By ten my feeling of laziness began to give way to a vague disquiet.  It occurred to me that it was altogether possible that Heller might recover from that debacle.  In life, he was treacherously hyperactive.  A type of disposition for which I have no sympathy.

Oh wow!  Losing an absurd little car race arranged as a publicity stunt might not have defeated Heller once and for all!  What a shocking plot twist!

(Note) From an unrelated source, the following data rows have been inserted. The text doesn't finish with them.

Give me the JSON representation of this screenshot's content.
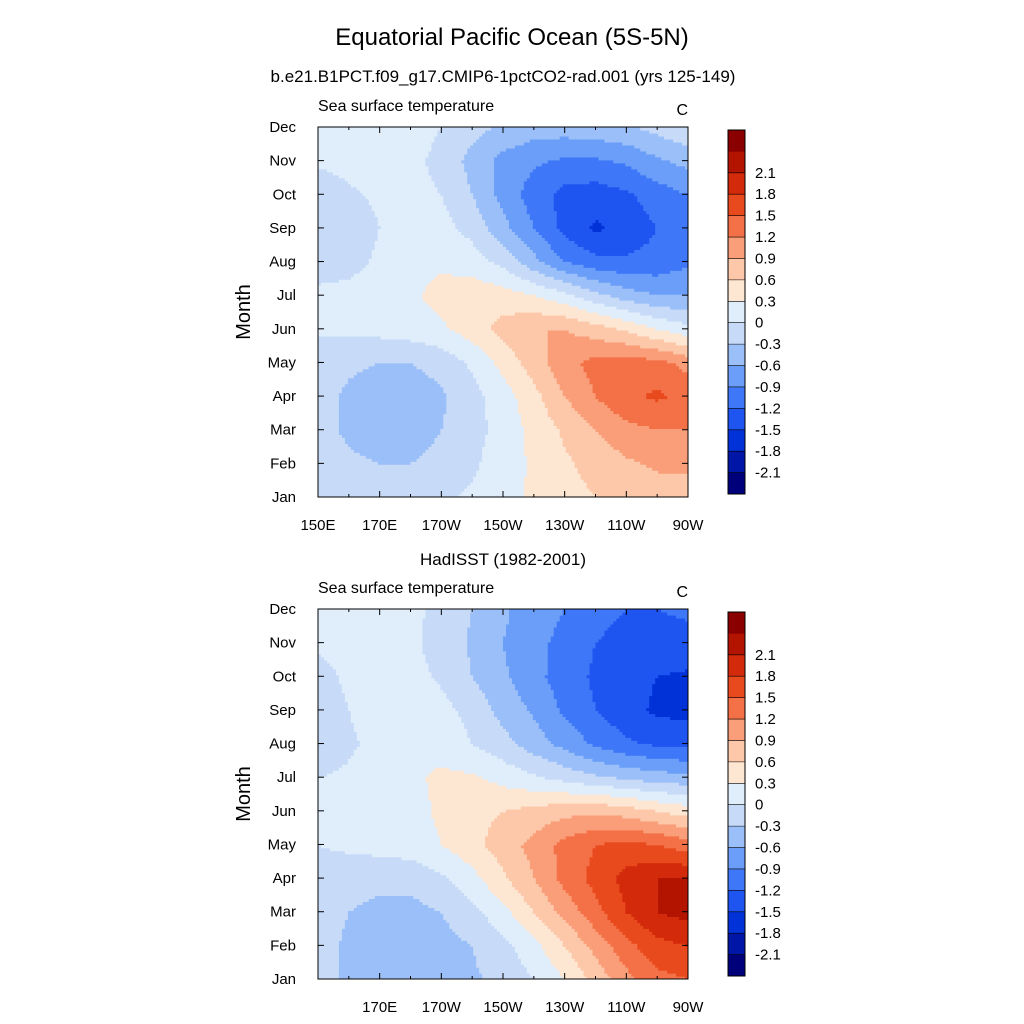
{
  "figure": {
    "title": "Equatorial Pacific Ocean (5S-5N)"
  },
  "colorbar": {
    "colors": [
      "#00007a",
      "#0016a6",
      "#0032d8",
      "#1e54f0",
      "#3e78f8",
      "#6a9ef8",
      "#9bbff8",
      "#c7dbf8",
      "#e0eefc",
      "#fde6d2",
      "#fcc8a9",
      "#f99e78",
      "#f47046",
      "#e84a1e",
      "#d22a0a",
      "#b21400",
      "#8a0000"
    ],
    "labels": [
      "-2.1",
      "-1.8",
      "-1.5",
      "-1.2",
      "-0.9",
      "-0.6",
      "-0.3",
      "0",
      "0.3",
      "0.6",
      "0.9",
      "1.2",
      "1.5",
      "1.8",
      "2.1"
    ]
  },
  "chart_data": [
    {
      "type": "heatmap",
      "title": "b.e21.B1PCT.f09_g17.CMIP6-1pctCO2-rad.001 (yrs 125-149)",
      "left_label": "Sea surface temperature",
      "units": "C",
      "ylabel": "Month",
      "xlabel": "",
      "x_tick_labels": [
        "150E",
        "170E",
        "170W",
        "150W",
        "130W",
        "110W",
        "90W"
      ],
      "y_tick_labels": [
        "Jan",
        "Feb",
        "Mar",
        "Apr",
        "May",
        "Jun",
        "Jul",
        "Aug",
        "Sep",
        "Oct",
        "Nov",
        "Dec"
      ],
      "xlim": [
        150,
        270
      ],
      "levels": [
        -2.1,
        -1.8,
        -1.5,
        -1.2,
        -0.9,
        -0.6,
        -0.3,
        0,
        0.3,
        0.6,
        0.9,
        1.2,
        1.5,
        1.8,
        2.1
      ],
      "x": [
        150,
        160,
        170,
        180,
        190,
        200,
        210,
        220,
        230,
        240,
        250,
        260,
        270
      ],
      "months": [
        "Jan",
        "Feb",
        "Mar",
        "Apr",
        "May",
        "Jun",
        "Jul",
        "Aug",
        "Sep",
        "Oct",
        "Nov",
        "Dec"
      ],
      "values": [
        [
          -0.1,
          -0.15,
          -0.2,
          -0.15,
          -0.05,
          0.05,
          0.2,
          0.35,
          0.5,
          0.6,
          0.7,
          0.75,
          0.75
        ],
        [
          -0.15,
          -0.25,
          -0.3,
          -0.3,
          -0.2,
          -0.05,
          0.15,
          0.35,
          0.55,
          0.7,
          0.85,
          0.95,
          0.95
        ],
        [
          -0.2,
          -0.35,
          -0.45,
          -0.45,
          -0.3,
          -0.1,
          0.1,
          0.4,
          0.65,
          0.9,
          1.1,
          1.2,
          1.2
        ],
        [
          -0.2,
          -0.35,
          -0.45,
          -0.45,
          -0.35,
          -0.1,
          0.15,
          0.5,
          0.9,
          1.2,
          1.45,
          1.55,
          1.4
        ],
        [
          -0.15,
          -0.25,
          -0.3,
          -0.3,
          -0.2,
          0.05,
          0.4,
          0.75,
          1.1,
          1.3,
          1.35,
          1.3,
          1.1
        ],
        [
          0.05,
          0.05,
          0.1,
          0.15,
          0.25,
          0.45,
          0.7,
          0.9,
          0.9,
          0.75,
          0.55,
          0.3,
          0.1
        ],
        [
          0.1,
          0.1,
          0.15,
          0.25,
          0.4,
          0.5,
          0.45,
          0.3,
          0.1,
          -0.2,
          -0.45,
          -0.6,
          -0.6
        ],
        [
          -0.2,
          -0.1,
          0.05,
          0.2,
          0.25,
          0.15,
          -0.1,
          -0.5,
          -0.9,
          -1.1,
          -1.15,
          -1.1,
          -0.95
        ],
        [
          -0.25,
          -0.15,
          0.0,
          0.1,
          0.1,
          -0.1,
          -0.5,
          -0.9,
          -1.3,
          -1.55,
          -1.4,
          -1.2,
          -1.0
        ],
        [
          -0.2,
          -0.05,
          0.05,
          0.1,
          0.0,
          -0.3,
          -0.7,
          -1.05,
          -1.3,
          -1.35,
          -1.25,
          -1.05,
          -0.9
        ],
        [
          0.05,
          0.1,
          0.15,
          0.1,
          -0.1,
          -0.4,
          -0.7,
          -0.85,
          -0.95,
          -0.95,
          -0.85,
          -0.65,
          -0.5
        ],
        [
          0.3,
          0.25,
          0.2,
          0.15,
          0.0,
          -0.2,
          -0.35,
          -0.45,
          -0.45,
          -0.4,
          -0.35,
          -0.2,
          -0.05
        ]
      ]
    },
    {
      "type": "heatmap",
      "title": "HadISST (1982-2001)",
      "left_label": "Sea surface temperature",
      "units": "C",
      "ylabel": "Month",
      "xlabel": "",
      "x_tick_labels": [
        "",
        "170E",
        "170W",
        "150W",
        "130W",
        "110W",
        "90W"
      ],
      "y_tick_labels": [
        "Jan",
        "Feb",
        "Mar",
        "Apr",
        "May",
        "Jun",
        "Jul",
        "Aug",
        "Sep",
        "Oct",
        "Nov",
        "Dec"
      ],
      "xlim": [
        150,
        270
      ],
      "levels": [
        -2.1,
        -1.8,
        -1.5,
        -1.2,
        -0.9,
        -0.6,
        -0.3,
        0,
        0.3,
        0.6,
        0.9,
        1.2,
        1.5,
        1.8,
        2.1
      ],
      "x": [
        150,
        160,
        170,
        180,
        190,
        200,
        210,
        220,
        230,
        240,
        250,
        260,
        270
      ],
      "months": [
        "Jan",
        "Feb",
        "Mar",
        "Apr",
        "May",
        "Jun",
        "Jul",
        "Aug",
        "Sep",
        "Oct",
        "Nov",
        "Dec"
      ],
      "values": [
        [
          -0.2,
          -0.35,
          -0.4,
          -0.4,
          -0.4,
          -0.35,
          -0.2,
          0.0,
          0.3,
          0.7,
          1.1,
          1.4,
          1.5
        ],
        [
          -0.2,
          -0.35,
          -0.45,
          -0.45,
          -0.4,
          -0.3,
          -0.1,
          0.2,
          0.6,
          1.0,
          1.4,
          1.7,
          1.8
        ],
        [
          -0.15,
          -0.3,
          -0.4,
          -0.4,
          -0.3,
          -0.1,
          0.2,
          0.6,
          1.0,
          1.4,
          1.8,
          2.1,
          2.2
        ],
        [
          -0.1,
          -0.15,
          -0.2,
          -0.2,
          -0.05,
          0.2,
          0.55,
          0.9,
          1.3,
          1.6,
          1.9,
          2.1,
          2.1
        ],
        [
          0.0,
          0.05,
          0.1,
          0.15,
          0.3,
          0.5,
          0.75,
          1.0,
          1.3,
          1.5,
          1.6,
          1.5,
          1.35
        ],
        [
          0.1,
          0.1,
          0.15,
          0.2,
          0.35,
          0.5,
          0.6,
          0.7,
          0.8,
          0.85,
          0.75,
          0.6,
          0.45
        ],
        [
          0.0,
          0.05,
          0.15,
          0.25,
          0.35,
          0.35,
          0.2,
          0.05,
          -0.1,
          -0.25,
          -0.35,
          -0.45,
          -0.5
        ],
        [
          -0.2,
          -0.05,
          0.1,
          0.25,
          0.2,
          0.0,
          -0.2,
          -0.45,
          -0.7,
          -0.95,
          -1.15,
          -1.25,
          -1.3
        ],
        [
          -0.15,
          0.0,
          0.15,
          0.25,
          0.1,
          -0.1,
          -0.4,
          -0.65,
          -0.95,
          -1.2,
          -1.4,
          -1.55,
          -1.6
        ],
        [
          -0.1,
          0.05,
          0.1,
          0.1,
          -0.05,
          -0.3,
          -0.55,
          -0.8,
          -1.05,
          -1.25,
          -1.4,
          -1.5,
          -1.55
        ],
        [
          0.05,
          0.1,
          0.1,
          0.05,
          -0.1,
          -0.35,
          -0.6,
          -0.8,
          -1.0,
          -1.2,
          -1.3,
          -1.3,
          -1.3
        ],
        [
          0.15,
          0.15,
          0.1,
          0.05,
          -0.05,
          -0.3,
          -0.55,
          -0.75,
          -0.9,
          -1.1,
          -1.2,
          -1.2,
          -1.15
        ]
      ]
    }
  ]
}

So Gris flips through the paper, but finds absolutely nothing about yesterday's race., which is patently absurd even if Heller didn't win.  Likewise, there's only the briefest of mentions on the television, usually a clip or two of the race.  Even the local radio is silent on the matter, instead mentioning some Boy Scouts discovering a van containing ten bodies near a picnic area, as well as what's being billed as a murder-suicide involving a pair of snipers (the "suicide" was a self-inflicted stiletto in the back, in case you were wondering how stupid the police are in this story).

Having expended all other methods of learning what his nemesis is up to, Gris turns on the HellerVision to get a first-hand account of Heller's activities.  The Fleet officer is at his office with Izzy, inspecting the spare carbon converter he brought from Voltar that was secretly sabotaged like the first.  His super-special-awesome vision lets him see the tiny v-shaped notch that was enough to mess up the electrical currents, though Izzy needs a huge magnifying glass (hey, why didn't Heller notice that sabotage when he was installing the thing?).  There's a near Code Break - as if that's ever been relevant - when Heller slips up and refers to the devices as "cheap school kits," but he declares that it will be simple to redesign the devices to avoid that problem, and that he'll prepare another car and run another race!

Why are you wanting to race again?  It wasn't your idea in the first place, and surely you or someone else can come up with a better way of introducing this technology?

Izzy weeps in fear, and Gris has a little freakout after learning of this "REAL emergency!"  He rushes about slamming doors and trying to make a phone call on his gun.  Utanc sticks her head out the door, asks what's going on, and is unimpressed when Gris exclaims that "The world is liable to fall in!"  After making her first, brief appearance in some time, she locks herself back in her room.

So, uh, there's our plot for the next couple of chapters.  Can Madison regain the front page?  Will we get to watch a repeat of the previous Part?  If that doesn't sound exciting, we've only got about a hundred pages left before Hubbard jumps the shark.